Humanistic factors that can contribute to errors in a hospital ward include staff experiencing hunger, anger or upset being late and tiredness or fatigue. There were 104 incidents within a general medical ward over a 2 month period. These incidents were categorised as Human Error Incidents which comprised 57.7% (n=60) of all incidents and communication/ documentation incidents 51.9% (n=54%).
The aim of this initiative was to increase nursing staff awareness of humanistic factors that contribute to errors and thereby decrease ward incident rates.
Regular staff education sessions, posters, and raising the awareness of HALT (Hungry, Angry, Late, Tired) within the morning staff meeting was conducted over a two month period.

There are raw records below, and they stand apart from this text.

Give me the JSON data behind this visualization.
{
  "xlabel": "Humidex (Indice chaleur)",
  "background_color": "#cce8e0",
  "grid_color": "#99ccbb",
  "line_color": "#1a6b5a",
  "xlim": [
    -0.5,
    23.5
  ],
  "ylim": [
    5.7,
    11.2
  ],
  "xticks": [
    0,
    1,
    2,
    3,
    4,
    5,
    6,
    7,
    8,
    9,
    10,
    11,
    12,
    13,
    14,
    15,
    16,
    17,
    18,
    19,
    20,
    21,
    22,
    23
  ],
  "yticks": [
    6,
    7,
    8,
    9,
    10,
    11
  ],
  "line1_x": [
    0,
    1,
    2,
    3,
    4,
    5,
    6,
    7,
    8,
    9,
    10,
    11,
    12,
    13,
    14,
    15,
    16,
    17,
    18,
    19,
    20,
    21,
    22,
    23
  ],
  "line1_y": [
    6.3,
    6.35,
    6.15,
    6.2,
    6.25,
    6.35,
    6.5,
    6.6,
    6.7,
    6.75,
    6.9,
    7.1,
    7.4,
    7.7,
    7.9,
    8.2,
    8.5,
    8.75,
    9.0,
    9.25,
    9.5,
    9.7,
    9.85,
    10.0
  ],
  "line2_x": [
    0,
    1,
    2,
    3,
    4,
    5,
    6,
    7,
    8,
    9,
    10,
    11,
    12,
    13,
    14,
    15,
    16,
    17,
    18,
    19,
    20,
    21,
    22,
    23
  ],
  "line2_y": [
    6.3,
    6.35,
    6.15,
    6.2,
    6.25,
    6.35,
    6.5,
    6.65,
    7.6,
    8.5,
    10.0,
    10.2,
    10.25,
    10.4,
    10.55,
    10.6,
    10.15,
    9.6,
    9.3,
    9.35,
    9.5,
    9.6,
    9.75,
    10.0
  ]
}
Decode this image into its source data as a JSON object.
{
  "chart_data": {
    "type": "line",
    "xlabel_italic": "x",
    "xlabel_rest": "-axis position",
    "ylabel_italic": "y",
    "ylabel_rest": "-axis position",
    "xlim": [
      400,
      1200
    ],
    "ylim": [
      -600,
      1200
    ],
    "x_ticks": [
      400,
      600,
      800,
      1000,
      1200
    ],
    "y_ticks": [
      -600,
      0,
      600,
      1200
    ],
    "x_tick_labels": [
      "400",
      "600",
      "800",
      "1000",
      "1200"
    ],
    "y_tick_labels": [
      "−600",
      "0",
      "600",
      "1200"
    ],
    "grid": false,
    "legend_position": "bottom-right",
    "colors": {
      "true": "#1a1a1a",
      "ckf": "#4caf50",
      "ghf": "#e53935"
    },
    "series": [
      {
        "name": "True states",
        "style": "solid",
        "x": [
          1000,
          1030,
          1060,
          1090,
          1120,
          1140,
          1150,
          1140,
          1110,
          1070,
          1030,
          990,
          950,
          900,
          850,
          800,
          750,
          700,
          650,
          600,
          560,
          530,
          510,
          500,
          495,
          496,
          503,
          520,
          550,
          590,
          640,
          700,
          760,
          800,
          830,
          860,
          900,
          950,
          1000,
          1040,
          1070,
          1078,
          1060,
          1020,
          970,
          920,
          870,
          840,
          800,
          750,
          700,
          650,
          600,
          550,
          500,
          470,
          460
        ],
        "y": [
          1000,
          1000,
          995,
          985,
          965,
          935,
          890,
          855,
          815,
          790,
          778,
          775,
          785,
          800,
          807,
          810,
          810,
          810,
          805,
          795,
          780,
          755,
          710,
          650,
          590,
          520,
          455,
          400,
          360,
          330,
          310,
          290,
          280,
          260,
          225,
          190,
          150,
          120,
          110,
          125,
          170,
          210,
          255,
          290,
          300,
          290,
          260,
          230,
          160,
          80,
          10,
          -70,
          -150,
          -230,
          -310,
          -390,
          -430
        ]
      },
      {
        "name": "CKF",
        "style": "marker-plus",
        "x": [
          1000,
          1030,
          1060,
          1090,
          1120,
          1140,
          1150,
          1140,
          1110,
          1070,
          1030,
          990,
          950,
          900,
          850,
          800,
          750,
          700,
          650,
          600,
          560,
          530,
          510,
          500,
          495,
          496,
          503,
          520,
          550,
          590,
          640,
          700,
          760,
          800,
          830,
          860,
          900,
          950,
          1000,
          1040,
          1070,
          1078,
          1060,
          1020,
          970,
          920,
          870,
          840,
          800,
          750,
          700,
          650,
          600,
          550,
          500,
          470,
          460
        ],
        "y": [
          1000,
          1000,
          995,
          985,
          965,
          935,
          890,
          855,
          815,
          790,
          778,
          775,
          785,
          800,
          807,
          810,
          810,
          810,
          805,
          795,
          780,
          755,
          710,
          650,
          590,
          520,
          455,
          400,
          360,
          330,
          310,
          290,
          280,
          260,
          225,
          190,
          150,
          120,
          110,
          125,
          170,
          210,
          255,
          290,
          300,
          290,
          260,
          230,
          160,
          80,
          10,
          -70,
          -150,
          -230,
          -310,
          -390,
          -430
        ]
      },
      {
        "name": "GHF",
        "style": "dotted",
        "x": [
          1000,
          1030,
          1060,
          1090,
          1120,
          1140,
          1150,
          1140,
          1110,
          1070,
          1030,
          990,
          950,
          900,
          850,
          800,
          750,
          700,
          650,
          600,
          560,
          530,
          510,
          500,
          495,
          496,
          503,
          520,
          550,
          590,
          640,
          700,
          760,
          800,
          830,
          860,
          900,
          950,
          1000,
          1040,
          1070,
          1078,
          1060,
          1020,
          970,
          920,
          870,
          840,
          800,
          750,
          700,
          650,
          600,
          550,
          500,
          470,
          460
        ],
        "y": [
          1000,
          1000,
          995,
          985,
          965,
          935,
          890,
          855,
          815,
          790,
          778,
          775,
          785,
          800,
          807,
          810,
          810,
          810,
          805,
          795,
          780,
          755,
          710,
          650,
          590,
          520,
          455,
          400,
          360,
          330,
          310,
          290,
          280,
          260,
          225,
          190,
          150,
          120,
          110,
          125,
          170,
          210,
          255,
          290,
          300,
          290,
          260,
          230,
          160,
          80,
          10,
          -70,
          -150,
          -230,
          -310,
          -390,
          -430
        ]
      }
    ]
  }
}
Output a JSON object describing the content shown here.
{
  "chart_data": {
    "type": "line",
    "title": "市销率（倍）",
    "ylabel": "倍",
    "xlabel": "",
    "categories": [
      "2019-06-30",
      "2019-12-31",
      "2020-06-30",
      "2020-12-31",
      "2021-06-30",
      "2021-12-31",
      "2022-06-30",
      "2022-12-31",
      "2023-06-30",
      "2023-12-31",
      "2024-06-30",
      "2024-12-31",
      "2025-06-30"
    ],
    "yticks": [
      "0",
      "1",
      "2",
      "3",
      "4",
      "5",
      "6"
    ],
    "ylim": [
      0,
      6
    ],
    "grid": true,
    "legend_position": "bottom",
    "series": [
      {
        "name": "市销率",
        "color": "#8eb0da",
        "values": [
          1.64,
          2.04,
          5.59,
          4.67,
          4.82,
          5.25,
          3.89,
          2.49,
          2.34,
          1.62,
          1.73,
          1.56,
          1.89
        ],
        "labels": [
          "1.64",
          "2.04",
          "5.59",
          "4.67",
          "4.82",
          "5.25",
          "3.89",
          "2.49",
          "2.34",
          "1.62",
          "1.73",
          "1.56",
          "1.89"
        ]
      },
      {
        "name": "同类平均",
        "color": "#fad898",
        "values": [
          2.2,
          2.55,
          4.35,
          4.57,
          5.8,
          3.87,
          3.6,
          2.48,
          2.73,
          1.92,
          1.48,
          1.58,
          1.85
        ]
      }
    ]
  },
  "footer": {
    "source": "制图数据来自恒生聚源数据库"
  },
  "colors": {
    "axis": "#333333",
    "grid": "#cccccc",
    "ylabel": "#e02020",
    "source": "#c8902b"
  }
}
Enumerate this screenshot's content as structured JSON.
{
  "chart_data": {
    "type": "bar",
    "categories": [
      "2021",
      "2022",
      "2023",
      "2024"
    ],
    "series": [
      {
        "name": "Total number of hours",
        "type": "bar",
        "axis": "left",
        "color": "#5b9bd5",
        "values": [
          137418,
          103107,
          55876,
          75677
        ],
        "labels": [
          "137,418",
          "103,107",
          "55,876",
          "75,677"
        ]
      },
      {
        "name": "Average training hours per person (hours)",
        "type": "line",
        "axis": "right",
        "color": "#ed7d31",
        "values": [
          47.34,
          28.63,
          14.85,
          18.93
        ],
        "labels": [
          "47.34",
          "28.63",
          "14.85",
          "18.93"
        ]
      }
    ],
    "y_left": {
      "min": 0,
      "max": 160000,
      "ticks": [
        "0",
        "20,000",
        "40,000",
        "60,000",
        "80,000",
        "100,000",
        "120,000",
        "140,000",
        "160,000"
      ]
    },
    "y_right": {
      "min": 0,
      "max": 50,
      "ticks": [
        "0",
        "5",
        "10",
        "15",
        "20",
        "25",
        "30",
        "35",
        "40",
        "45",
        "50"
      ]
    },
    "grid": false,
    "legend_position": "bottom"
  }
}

The rate of incidents reduced to 71 in the following two month period. This signified a total reduction of 31.7%. Human error incidents decreased to 32.4% (n=23) of all incidents indicating a reduction of 25.3% from preceding two months. Incidents relating to communication /documentation errors reduced to 28.2% (n=20) of all incidents indicating a reduction of 22.9% from the preceding two months.
Raising awareness of the humanistic factors that contribute to errors can assist in reducing preventable incidents. Recognition of these factors is important in creating a safe environment and in ensuring patient safety.
Key words: Human error; Nursing, medical; incident; patient safety.